Wegen Corona: Mehr Pakete als an Weinachten und dem Black Friday

Im März 2020 wurden offenbar mehr E-Commerce-Pakete versendet als an Weihnachten und am Black Friday des vergangenen Jahres. Auch die Zahl der der erfolgreichen ersten Zustellversuche steigt stark.

Da viele Verbraucher im Homeoffice arbeiten, stieg die Zahl der erfolgreichen ersten Zustellversuche enorm an. | Bild: Kadmy-Fotolia
Da viele Verbraucher im Homeoffice arbeiten, stieg die Zahl der erfolgreichen ersten Zustellversuche enorm an. | Bild: Kadmy-Fotolia
Tobias Schweikl

Das Paketaufkommen zu Zeiten der Corona-Pandemie übertrifft in einigen Sortimenten die Werte des letztjährigen Black Fridays und des Weihnachtsgeschäfts 2019 insgesamt. Das zeigt eine aktuelle Erhebung der parcelLab GmbH. Das Unternehmen hat das Bestellaufkommen von mehr als 450 seiner Kunden aus Handel und Industrie aus 25 Ländern im Zeitraum zwischen dem 15. und 30. März ausgewertet.
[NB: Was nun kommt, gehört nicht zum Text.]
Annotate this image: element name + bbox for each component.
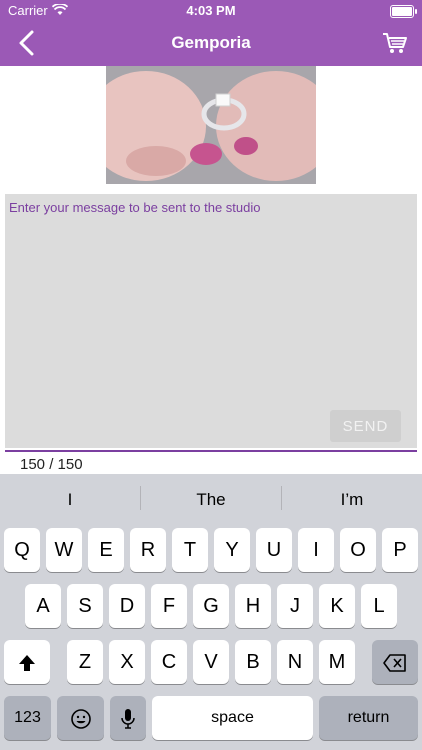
character-counter: 150 / 150 bbox=[20, 456, 83, 473]
key-q[interactable]: Q bbox=[4, 528, 40, 572]
key-o[interactable]: O bbox=[340, 528, 376, 572]
key-d[interactable]: D bbox=[109, 584, 145, 628]
key-i[interactable]: I bbox=[298, 528, 334, 572]
key-y[interactable]: Y bbox=[214, 528, 250, 572]
delete-key[interactable] bbox=[372, 640, 418, 684]
key-n[interactable]: N bbox=[277, 640, 313, 684]
emoji-icon bbox=[70, 708, 91, 729]
nav-header: Carrier 4:03 PM Gemporia bbox=[0, 0, 422, 66]
cart-icon bbox=[383, 33, 407, 53]
suggestion-2[interactable]: The bbox=[141, 490, 281, 510]
return-key[interactable]: return bbox=[319, 696, 418, 740]
numbers-key[interactable]: 123 bbox=[4, 696, 51, 740]
key-j[interactable]: J bbox=[277, 584, 313, 628]
suggestion-3[interactable]: I’m bbox=[282, 490, 422, 510]
key-m[interactable]: M bbox=[319, 640, 355, 684]
key-r[interactable]: R bbox=[130, 528, 166, 572]
key-h[interactable]: H bbox=[235, 584, 271, 628]
key-g[interactable]: G bbox=[193, 584, 229, 628]
microphone-icon bbox=[121, 708, 135, 729]
message-box: SEND bbox=[5, 194, 417, 448]
key-e[interactable]: E bbox=[88, 528, 124, 572]
key-v[interactable]: V bbox=[193, 640, 229, 684]
key-a[interactable]: A bbox=[25, 584, 61, 628]
suggestion-1[interactable]: I bbox=[0, 490, 140, 510]
emoji-key[interactable] bbox=[57, 696, 104, 740]
suggestion-bar: I The I’m bbox=[0, 474, 422, 524]
dictation-key[interactable] bbox=[110, 696, 146, 740]
backspace-icon bbox=[383, 653, 406, 672]
live-video[interactable] bbox=[106, 66, 316, 184]
key-p[interactable]: P bbox=[382, 528, 418, 572]
status-time: 4:03 PM bbox=[186, 3, 236, 18]
battery-icon bbox=[390, 5, 417, 18]
send-button[interactable]: SEND bbox=[330, 410, 401, 442]
key-w[interactable]: W bbox=[46, 528, 82, 572]
shift-icon bbox=[19, 654, 35, 671]
key-b[interactable]: B bbox=[235, 640, 271, 684]
key-l[interactable]: L bbox=[361, 584, 397, 628]
key-s[interactable]: S bbox=[67, 584, 103, 628]
message-input[interactable] bbox=[5, 194, 417, 406]
cart-button[interactable] bbox=[382, 30, 408, 56]
key-f[interactable]: F bbox=[151, 584, 187, 628]
page-title: Gemporia bbox=[171, 33, 251, 52]
input-underline bbox=[5, 450, 417, 452]
key-z[interactable]: Z bbox=[67, 640, 103, 684]
key-k[interactable]: K bbox=[319, 584, 355, 628]
status-bar: Carrier 4:03 PM bbox=[0, 0, 422, 22]
key-t[interactable]: T bbox=[172, 528, 208, 572]
key-u[interactable]: U bbox=[256, 528, 292, 572]
keyboard: I The I’m Q W E R T Y U I O P A S D F G … bbox=[0, 474, 422, 750]
key-c[interactable]: C bbox=[151, 640, 187, 684]
key-x[interactable]: X bbox=[109, 640, 145, 684]
space-key[interactable]: space bbox=[152, 696, 313, 740]
shift-key[interactable] bbox=[4, 640, 50, 684]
So lag demnach die Zahl der Bestellungen von Elektronik und Multimedia in der letzten Märzhälfte im Schnitt 78,41 Prozent über dem Niveau im Umfeld des letztjährigen Black Friday (15. bis 29. November) und 17,28 Prozent über dem Paketaufkommen in der gesamten Vorweihnachtszeit (9. bis 24. Dezember).

Bei Lebensmittel gehen in der Corona-Krise 65,92 Prozent mehr Pakete an die Kunden als am Black Friday und 19,46 Prozent mehr als im Weihnachtsgeschäft 2019. Möbelhändler schicken immerhin noch 7,33 Prozent mehr Pakete auf Reisen als am Black Friday und 2,1 Prozent mehr als an Weihnachten.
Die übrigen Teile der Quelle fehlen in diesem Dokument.